Although the trial court submitted the issue of waiver to the jury, the appellate court determined the facts were such that the trial court could have resolved the issue as a matter of law based solely on the company's written records. The court explained its finding of waiver as follows:
It is a sound proposition under the record that appellant company upon the return of the draft for the April 18th premium could have withheld the drawing and deposit of the draft for the May 18th premium until it determined whether the April premium would be paid. *859 But, with full knowledge that the April premium draft had been returned to it, the appellant drew a draft for the May premium which it deposited on May 8th.
Similarly, in the case before us, the defendant, which had notice of the April dishonor, could have withheld the drawing and deposit of the draft for the May 22d premium until it determined whether the April premium would be paid. This it did not do. By drawing the May premium before it determined whether the April premium would be paid, the defendant did an act amounting to a recognition of the continued validity of the policy as a binding obligation upon it. That act constituted an effective waiver of the right to declare a forfeiture for nonpayment of the April premium.
The defendant asserts, however, that it had a right to draw the May premium and apply it back to the overdue April premium. If one accepts that proposition, the April premium was paid, the May premium was not, and the policy lapsed on June 22, 1980, 3 days before the decedent died. We do not, however, accept that proposition.
The check drawn on May 22, 1980, contained the following language: "This check when paid is a receipt for amounts due on the policies listed. The date of this check indicates the premium due month." The defendant argues that the first sentence means it has the right to apply the May payment to the overdue April premium. This, however, ignores the only logical reason the second sentence was included on the check. That sentence can only mean that a payment drawn during a certain month is to be applied to that month's premium. See Dickerson v. Equitable Life Assur. Soc., 631 F.2d 99 (8th Cir. 1980). Consequently, the May payment could not be applied to the overdue April premium, and the defendant's argument is without merit.

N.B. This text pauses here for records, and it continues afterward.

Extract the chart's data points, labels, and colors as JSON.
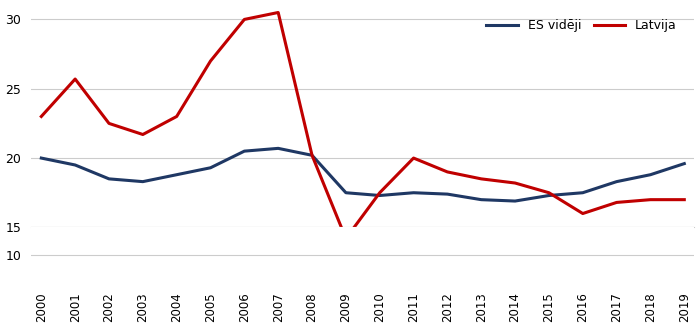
{
  "years": [
    2000,
    2001,
    2002,
    2003,
    2004,
    2005,
    2006,
    2007,
    2008,
    2009,
    2010,
    2011,
    2012,
    2013,
    2014,
    2015,
    2016,
    2017,
    2018,
    2019
  ],
  "es_vidēji": [
    20.0,
    19.5,
    18.5,
    18.3,
    18.8,
    19.3,
    20.5,
    20.7,
    20.2,
    17.5,
    17.3,
    17.5,
    17.4,
    17.0,
    16.9,
    17.3,
    17.5,
    18.3,
    18.8,
    19.6
  ],
  "latvija": [
    23.0,
    25.7,
    22.5,
    21.7,
    23.0,
    27.0,
    30.0,
    30.5,
    20.2,
    14.2,
    17.5,
    20.0,
    19.0,
    18.5,
    18.2,
    17.5,
    16.0,
    16.8,
    17.0,
    17.0
  ],
  "es_color": "#1F3864",
  "latvija_color": "#C00000",
  "line_width": 2.2,
  "plot_ylim": [
    15,
    31
  ],
  "full_ylim": [
    10,
    31
  ],
  "yticks": [
    10,
    15,
    20,
    25,
    30
  ],
  "plot_yticks": [
    15,
    20,
    25,
    30
  ],
  "xlim": [
    2000,
    2019
  ],
  "legend_es": "ES vidēji",
  "legend_lv": "Latvija",
  "grid_color": "#cccccc",
  "bg_color": "#ffffff"
}
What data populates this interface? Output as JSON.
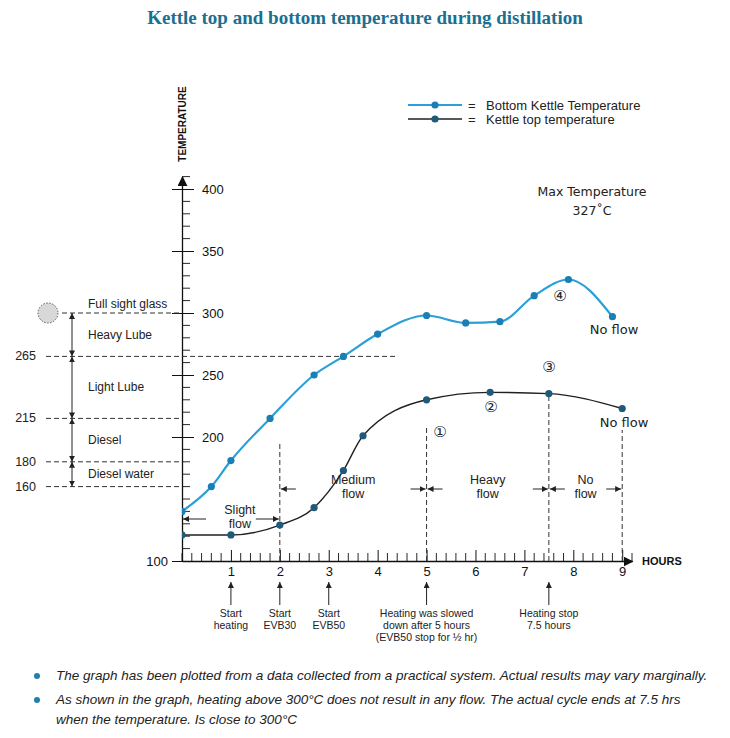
{
  "chart_data": {
    "type": "line",
    "title": "Kettle top and bottom temperature during distillation",
    "y_label": "TEMPERATURE",
    "x_label": "HOURS",
    "xlim": [
      0,
      9.2
    ],
    "xticks": [
      1,
      2,
      3,
      4,
      5,
      6,
      7,
      8,
      9
    ],
    "ylim": [
      100,
      410
    ],
    "yticks": [
      100,
      200,
      250,
      300,
      350,
      400
    ],
    "legend": "top-right",
    "legend_separator": "=",
    "series": [
      {
        "name": "Bottom Kettle Temperature",
        "color": "#2b9fd8",
        "marker": "circle",
        "line_style": "solid",
        "x": [
          0,
          0.6,
          1,
          1.8,
          2.7,
          3.3,
          4,
          5,
          5.8,
          6.5,
          7.2,
          7.9,
          8.8
        ],
        "values": [
          140,
          160,
          181,
          215,
          250,
          265,
          283,
          298,
          292,
          293,
          314,
          327,
          297
        ]
      },
      {
        "name": "Kettle top temperature",
        "color": "#231f20",
        "marker": "circle",
        "line_style": "solid",
        "x": [
          0,
          1,
          2,
          2.7,
          3.3,
          3.7,
          5,
          6.3,
          7.5,
          9
        ],
        "values": [
          121,
          121,
          129,
          143,
          173,
          201,
          230,
          236,
          235,
          223
        ]
      }
    ],
    "levels": [
      {
        "value": 300,
        "label": "Full sight glass"
      },
      {
        "value": 265,
        "end": 4.4
      },
      {
        "value": 215
      },
      {
        "value": 180
      },
      {
        "value": 160
      }
    ],
    "bands": [
      {
        "label": "Heavy Lube",
        "from": 265,
        "to": 300
      },
      {
        "label": "Light Lube",
        "from": 215,
        "to": 265
      },
      {
        "label": "Diesel",
        "from": 180,
        "to": 215
      },
      {
        "label": "Diesel water",
        "from": 160,
        "to": 180
      }
    ],
    "phases": [
      {
        "label": [
          "Slight",
          "flow"
        ],
        "from": 0,
        "to": 2
      },
      {
        "label": [
          "Medium",
          "flow"
        ],
        "from": 2,
        "to": 5
      },
      {
        "label": [
          "Heavy",
          "flow"
        ],
        "from": 5,
        "to": 7.5
      },
      {
        "label": [
          "No",
          "flow"
        ],
        "from": 7.5,
        "to": 9
      }
    ],
    "events": [
      {
        "x": 1,
        "label": [
          "Start",
          "heating"
        ]
      },
      {
        "x": 2,
        "label": [
          "Start",
          "EVB30"
        ]
      },
      {
        "x": 3,
        "label": [
          "Start",
          "EVB50"
        ]
      },
      {
        "x": 5,
        "label": [
          "Heating was slowed",
          "down after 5 hours",
          "(EVB50 stop for ½ hr)"
        ]
      },
      {
        "x": 7.5,
        "label": [
          "Heating stop",
          "7.5 hours"
        ]
      }
    ],
    "annotations": [
      "①",
      "②",
      "③",
      "④",
      "Max Temperature",
      "327˚C",
      "No flow",
      "No flow"
    ],
    "notes": [
      "The graph has been plotted from a data collected from a practical system. Actual results may vary marginally.",
      "As shown in the graph, heating above 300°C does not result in any flow.  The actual cycle ends at 7.5 hrs when the temperature. Is close to 300°C"
    ]
  }
}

Because we have determined that the defendant waived its right to declare a forfeiture as a matter of law, we need not address the plaintiff's other contentions of error. Accordingly, we reverse the order of the district court sustaining the defendant's motion for summary judgment and remand this cause to the district court with directions to enter judgment sustaining plaintiff's motion for summary judgment, together with a reasonable sum as attorney fees as provided by Neb.Rev.Stat. § 44-359 (Cum.Supp.1986). The appellee is ordered to pay to the appellant $1,000 for the services of her attorney in this court.
REVERSED AND REMANDED WITH DIRECTIONS.